If we have a file with an implicit hole (NO_HOLES feature enabled) that
has an extent following the hole, delayed writes against regions of the
file behind the hole happened before but were not yet flushed and then
we truncate the file to a smaller size that lies inside the hole, we
end up persisting a wrong disk_i_size value for our inode that leads to
data loss after umounting and mounting again the filesystem or after
the inode is evicted and loaded again.
This happens because at inode.c:btrfs_truncate_inode_items() we end up
setting last_size to the offset of the extent that we deleted and that
followed the hole.

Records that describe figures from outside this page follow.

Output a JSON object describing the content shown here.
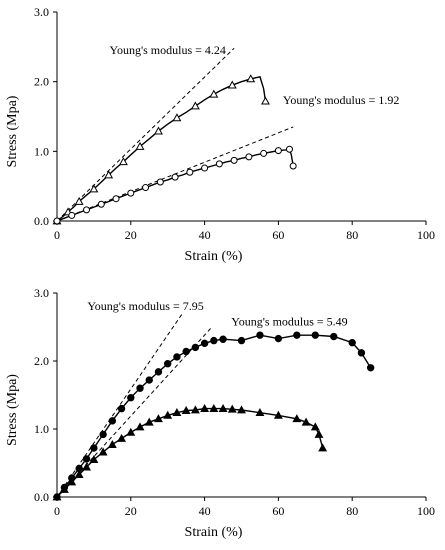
{
  "chart_data": [
    {
      "type": "line",
      "xlabel": "Strain (%)",
      "ylabel": "Stress (Mpa)",
      "xlim": [
        0,
        100
      ],
      "ylim": [
        0,
        3.0
      ],
      "x_ticks": [
        "0",
        "20",
        "40",
        "60",
        "80",
        "100"
      ],
      "y_ticks": [
        "0.0",
        "1.0",
        "2.0",
        "3.0"
      ],
      "grid": false,
      "legend": "none",
      "annotations": [
        {
          "text": "Young's modulus = 4.24",
          "x": 30,
          "y": 2.4
        },
        {
          "text": "Young's modulus = 1.92",
          "x": 77,
          "y": 1.68
        }
      ],
      "tangent_lines": [
        {
          "x": [
            0,
            48
          ],
          "y": [
            0,
            2.48
          ],
          "style": "dashed"
        },
        {
          "x": [
            0,
            64
          ],
          "y": [
            0,
            1.35
          ],
          "style": "dashed"
        }
      ],
      "series": [
        {
          "marker": "open-triangle",
          "x": [
            0,
            1.5,
            3,
            4.5,
            6,
            8,
            10,
            12,
            14,
            16,
            18,
            20,
            22.5,
            25,
            27.5,
            30,
            32.5,
            35,
            37.5,
            40,
            42.5,
            45,
            47.5,
            50,
            52.5,
            55,
            56,
            56.5
          ],
          "y": [
            0,
            0.06,
            0.13,
            0.2,
            0.28,
            0.37,
            0.46,
            0.56,
            0.66,
            0.76,
            0.85,
            0.95,
            1.07,
            1.18,
            1.29,
            1.39,
            1.48,
            1.56,
            1.65,
            1.74,
            1.82,
            1.89,
            1.95,
            2.0,
            2.04,
            2.07,
            1.9,
            1.72
          ],
          "markers_at": [
            0,
            2,
            4,
            6,
            8,
            10,
            12,
            14,
            16,
            18,
            20,
            22,
            24,
            27
          ]
        },
        {
          "marker": "open-circle",
          "x": [
            0,
            2,
            4,
            6,
            8,
            10,
            12,
            14,
            16,
            18,
            20,
            22,
            24,
            26,
            28,
            30,
            32,
            34,
            36,
            38,
            40,
            42,
            44,
            46,
            48,
            50,
            52,
            54,
            56,
            58,
            60,
            62,
            63,
            63.5,
            64
          ],
          "y": [
            0,
            0.04,
            0.08,
            0.12,
            0.16,
            0.2,
            0.24,
            0.28,
            0.32,
            0.36,
            0.4,
            0.44,
            0.48,
            0.52,
            0.56,
            0.59,
            0.63,
            0.66,
            0.7,
            0.73,
            0.76,
            0.79,
            0.82,
            0.85,
            0.87,
            0.9,
            0.92,
            0.95,
            0.97,
            0.99,
            1.01,
            1.02,
            1.03,
            0.95,
            0.79
          ],
          "markers_at": [
            0,
            2,
            4,
            6,
            8,
            10,
            12,
            14,
            16,
            18,
            20,
            22,
            24,
            26,
            28,
            30,
            32,
            34
          ]
        }
      ]
    },
    {
      "type": "line",
      "xlabel": "Strain (%)",
      "ylabel": "Stress (Mpa)",
      "xlim": [
        0,
        100
      ],
      "ylim": [
        0,
        3.0
      ],
      "x_ticks": [
        "0",
        "20",
        "40",
        "60",
        "80",
        "100"
      ],
      "y_ticks": [
        "0.0",
        "1.0",
        "2.0",
        "3.0"
      ],
      "grid": false,
      "legend": "none",
      "annotations": [
        {
          "text": "Young's modulus = 7.95",
          "x": 24,
          "y": 2.75
        },
        {
          "text": "Young's modulus = 5.49",
          "x": 63,
          "y": 2.52
        }
      ],
      "tangent_lines": [
        {
          "x": [
            0,
            34
          ],
          "y": [
            0,
            2.7
          ],
          "style": "dashed"
        },
        {
          "x": [
            0,
            42
          ],
          "y": [
            0,
            2.5
          ],
          "style": "dashed"
        }
      ],
      "series": [
        {
          "marker": "filled-circle",
          "x": [
            0,
            2,
            4,
            6,
            8,
            10,
            12.5,
            15,
            17.5,
            20,
            22.5,
            25,
            27.5,
            30,
            32.5,
            35,
            37.5,
            40,
            42.5,
            45,
            50,
            55,
            60,
            65,
            70,
            75,
            80,
            82.5,
            85
          ],
          "y": [
            0,
            0.14,
            0.28,
            0.42,
            0.56,
            0.72,
            0.92,
            1.12,
            1.3,
            1.46,
            1.6,
            1.72,
            1.84,
            1.96,
            2.06,
            2.14,
            2.2,
            2.26,
            2.3,
            2.32,
            2.3,
            2.38,
            2.33,
            2.38,
            2.38,
            2.36,
            2.27,
            2.12,
            1.9
          ]
        },
        {
          "marker": "filled-triangle",
          "x": [
            0,
            2,
            4,
            6,
            8,
            10,
            12.5,
            15,
            17.5,
            20,
            22.5,
            25,
            27.5,
            30,
            32.5,
            35,
            37.5,
            40,
            42.5,
            45,
            47.5,
            50,
            55,
            60,
            65,
            67.5,
            70,
            71,
            72
          ],
          "y": [
            0,
            0.11,
            0.22,
            0.33,
            0.44,
            0.55,
            0.66,
            0.77,
            0.86,
            0.95,
            1.03,
            1.1,
            1.15,
            1.2,
            1.24,
            1.27,
            1.28,
            1.3,
            1.3,
            1.3,
            1.29,
            1.28,
            1.24,
            1.2,
            1.15,
            1.1,
            1.03,
            0.92,
            0.72
          ]
        }
      ]
    }
  ]
}
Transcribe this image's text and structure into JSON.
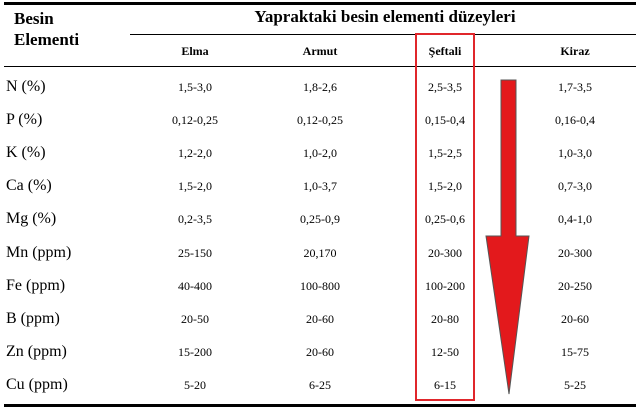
{
  "header": {
    "first_col_line1": "Besin",
    "first_col_line2": "Elementi",
    "group_title": "Yapraktaki besin elementi düzeyleri"
  },
  "columns": [
    "Elma",
    "Armut",
    "Şeftali",
    "Kiraz"
  ],
  "rows": [
    {
      "label": "N (%)",
      "values": [
        "1,5-3,0",
        "1,8-2,6",
        "2,5-3,5",
        "1,7-3,5"
      ]
    },
    {
      "label": "P (%)",
      "values": [
        "0,12-0,25",
        "0,12-0,25",
        "0,15-0,4",
        "0,16-0,4"
      ]
    },
    {
      "label": "K (%)",
      "values": [
        "1,2-2,0",
        "1,0-2,0",
        "1,5-2,5",
        "1,0-3,0"
      ]
    },
    {
      "label": "Ca (%)",
      "values": [
        "1,5-2,0",
        "1,0-3,7",
        "1,5-2,0",
        "0,7-3,0"
      ]
    },
    {
      "label": "Mg (%)",
      "values": [
        "0,2-3,5",
        "0,25-0,9",
        "0,25-0,6",
        "0,4-1,0"
      ]
    },
    {
      "label": "Mn (ppm)",
      "values": [
        "25-150",
        "20,170",
        "20-300",
        "20-300"
      ]
    },
    {
      "label": "Fe (ppm)",
      "values": [
        "40-400",
        "100-800",
        "100-200",
        "20-250"
      ]
    },
    {
      "label": "B (ppm)",
      "values": [
        "20-50",
        "20-60",
        "20-80",
        "20-60"
      ]
    },
    {
      "label": "Zn (ppm)",
      "values": [
        "15-200",
        "20-60",
        "12-50",
        "15-75"
      ]
    },
    {
      "label": "Cu (ppm)",
      "values": [
        "5-20",
        "6-25",
        "6-15",
        "5-25"
      ]
    }
  ],
  "highlight_color": "#e0262b",
  "arrow_color": "#e3191c",
  "icons": {
    "arrow": "down-arrow-icon",
    "highlight": "highlight-box"
  }
}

We then pass that value to btrfs_ordered_update_i_size()
which updates the inode's disk_i_size to a value smaller then the offset
of the buffered (delayed) writes.
Example reproducer:
$ mkfs.btrfs -f /dev/sdb
$ mount /dev/sdb /mnt
$ xfs_io -f -c "pwrite -S 0x01 0K 32K" /mnt/foo
$ xfs_io -d -c "pwrite -S 0x02 -b 32K 64K 32K" /mnt/foo
$ xfs_io -c "truncate 60K" /mnt/foo
--> inode's disk_i_size updated to 0
$ md5sum /mnt/foo
3c5ca3c3ab42f4b04d7e7eb0b0d4d806 /mnt/foo
$ umount /dev/sdb
$ mount /dev/sdb /mnt
$ md5sum /mnt/foo
d41d8cd98f00b204e9800998ecf8427e /mnt/foo
--> Empty file, all data lost!
Cc: <stable@vger.kernel.org> # 3.14+
Fixes:
16e7549f045d ("Btrfs: incompatible format change to remove hole extents")
Signed-off-by: Filipe Manana <fdmanana@suse.com>
Reviewed-by: Liu Bo <bo.li.liu@oracle.com>
if (found_type > min_type) {
del_item = 1;
} else {
- if (item_end < new_size) {
- /*
- * With NO_HOLES mode, for the following mapping
- *
- * [0-4k][hole][8k-12k]
- *
- * if truncating isize down to 6k, it ends up
- * isize being 8k.
- */
- if (btrfs_fs_incompat(root->fs_info, NO_HOLES))
- last_size = new_size;
+ if (item_end < new_size)
break;
- }
if (found_key.offset >= new_size)
del_item = 1;
else
btrfs_abort_transaction(trans, ret);
}
error:
- if (root->root_key.objectid != BTRFS_TREE_LOG_OBJECTID)
+ if (root->root_key.objectid != BTRFS_TREE_LOG_OBJECTID) {
+ ASSERT(last_size >= new_size);
+ if (!err && last_size > new_size)
+ last_size = new_size;
btrfs_ordered_update_i_size(inode, last_size, NULL);
+ }
btrfs_free_path(path);